Burma

Top Govt Official Downplays al-Qaeda Threat to Burma

By The Irrawaddy 5 September 2014

RANGOON — The President’s Office says there is no need to worry after al-Qaeda leader Ayman al-Zawahri announced the formation of a new al-Qaeda branch in the Indian subcontinent to help persecuted Muslims in the region, listing Burma among the places that the group is setting its sights on.

In a 55-minute video posted online, Zawahri described the formation of “Al Qaeda in the Indian Subcontinent” as good news for oppressed Muslims “in Burma, Bangladesh, Assam, Gujarat, Ahmedabad, and Kashmir.”

“We need to treat that news with caution as it can raise doubts and lead back to conflicts. I would like to ask [people] not to be too worried,” said Zaw Htay, director of Burma’s President’s Office, on his Facebook page under the name Hmuu Zaw.

The Burmese government for years has recognized Burma as a potential terrorist target, Zaw Htay continued, saying the country’s security apparatus had put in place measures to safeguard Burma from such an occurrence. Those preparations are ongoing, he added.

“Particularly, Burma has been cooperating in establishing an international early warning system to exchange and share the activities of terrorist organizations,” read the Facebook post.

Zawahri’s announcement has brought speculation about the implications for the government of India’s new Prime Minister Narendra Modi, who has been accused of failing to stand up for the rights of Muslims in the Hindu-majority nation. India put several states on heightened alert on Thursday in the wake of Zawahri’s video, which was posted online Wednesday.

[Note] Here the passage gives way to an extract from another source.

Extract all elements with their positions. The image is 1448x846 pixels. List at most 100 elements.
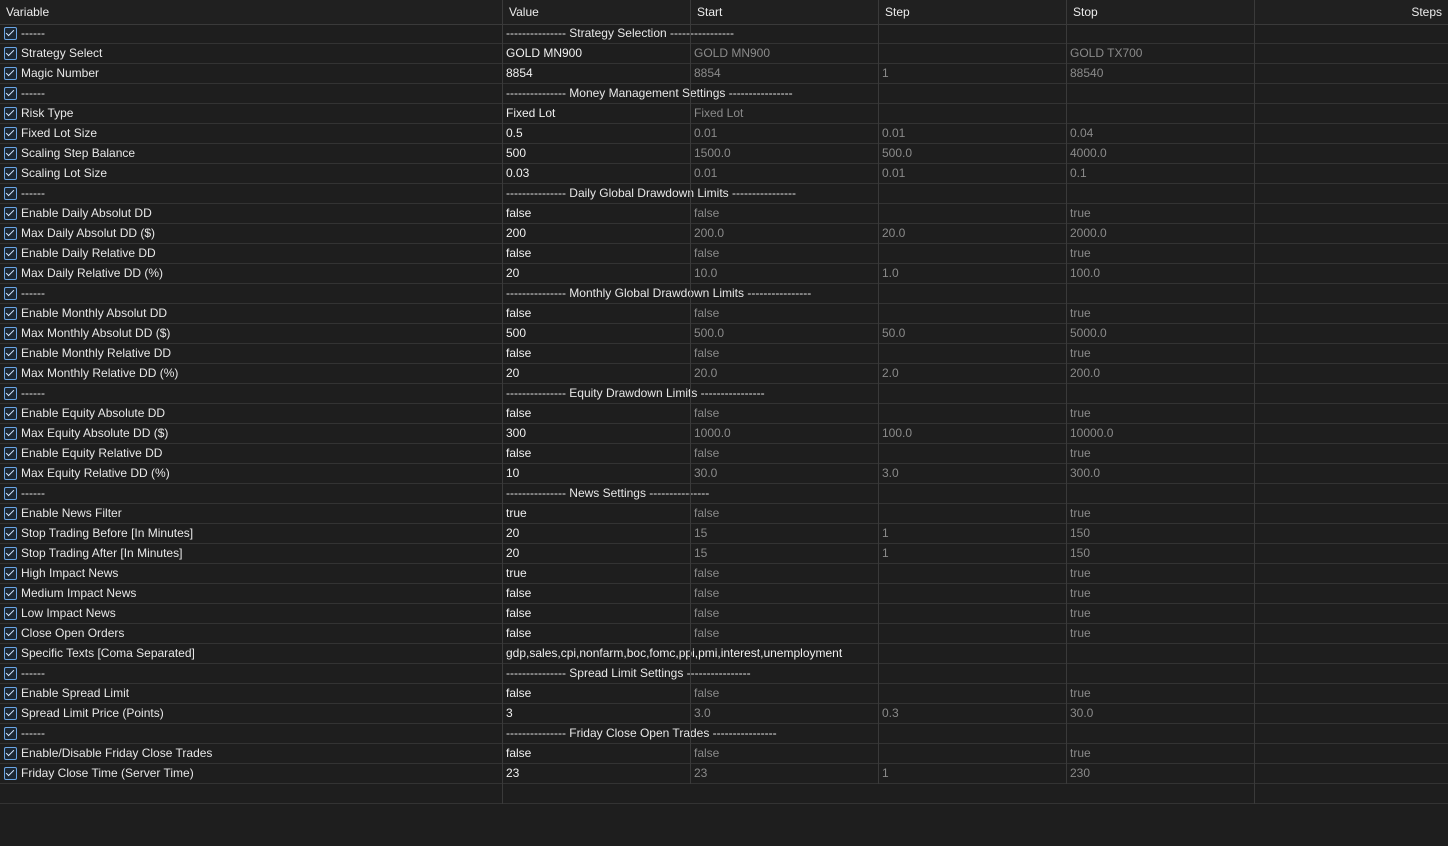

An al-Qaeda regional presence could also represent a challenge to the government of Burma’s President Thein Sein, which has been condemned by human rights groups that allege systematic discrimination against Burma’s Muslim minority. Rohingya Muslims in western Arakan State have been a particular focus of human rights groups and international media coverage, but the Burmese government has frequently downplayed the issue.

“At this particular time, hate speech could lead to widespread bloodshed. I would like to seriously urge caution because I don’t want to see violence here due to the words of Zawahri, who has fled for his life from US forces,” read his post.

Zawahri was the late al-Qaeda leader Osama bin Laden’s deputy, and took over the organization’s leadership following the United States’ assassination of the latter in May 2011. Washington has offered a reward of up to US$25 million for information leading to the arrest of the al-Qaeda chief.